AI Article Synopsis
- The formation of neuronal pathways in the nervous system relies on the acquisition of ion channels, which are critical for cellular communication.
- This study investigates the types of inward currents recorded from cochleovestibular ganglion cells in embryonic chickens, focusing on Na+ and Ca2+ currents' development from embryonic day 3 to day 9.
- Results indicate that Na+ currents peak earlier and are more densely expressed in vestibular neurons than in cochlear neurons, while Ca2+ currents display varied behavior depending on age and the specific ganglion, suggesting early intracellular signals are vital for neuron differentiation.
Article Abstract
The acquisition of ion channels is critical to the formation of neuronal pathways in the peripheral and central nervous systems. This study describes the different types of inward currents (Ii) recorded from the soma of isolated cochleovestibular ganglion (CVG) cells of the embryonic chicken, Gallus gallus. Cells were isolated for whole-cell tight-seal recording from embryonic day (ED) 3, an age when the CVG is a cell cluster, to ED 9, an age when the cochlear and vestibular ganglia (CG, VG) are distinct structures. Results show Na+ and Ca2+ currents (INa and ICa) are acquired by ED 3, although INa dominates with greater density levels that peak by ED 6-7 in VG neurons. In the CG, INa acquisition is slower, reaching peak values by ED 8-9. Isolation of ICa, using Ba2+ as the charge carrier, showed both transient (IBaT)- and sustained (IBaL)-type currents on ED 3. Unlike INa, IBa density varied with age and ganglion.

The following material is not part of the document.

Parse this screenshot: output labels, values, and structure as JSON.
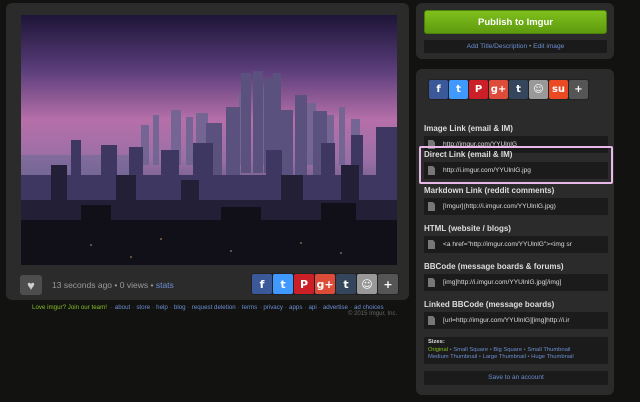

Total IBa increased steadily, showing a decline only in CG cells on ED 8-9 as a result of a decrease in IBaT. IBaL density increased over time, reaching a maximum on ED 6-7 in VG cells, followed by a decline on ED 8-9. In comparison, IBaL in CG neurons, did not increase significantly beyond mean values measured on ED 5. The early onset of these currents and the variations in Ca2+ channel expression between the ganglia suggests that intracellular signals relevant to phenotypic differentiation begin within these early time frames.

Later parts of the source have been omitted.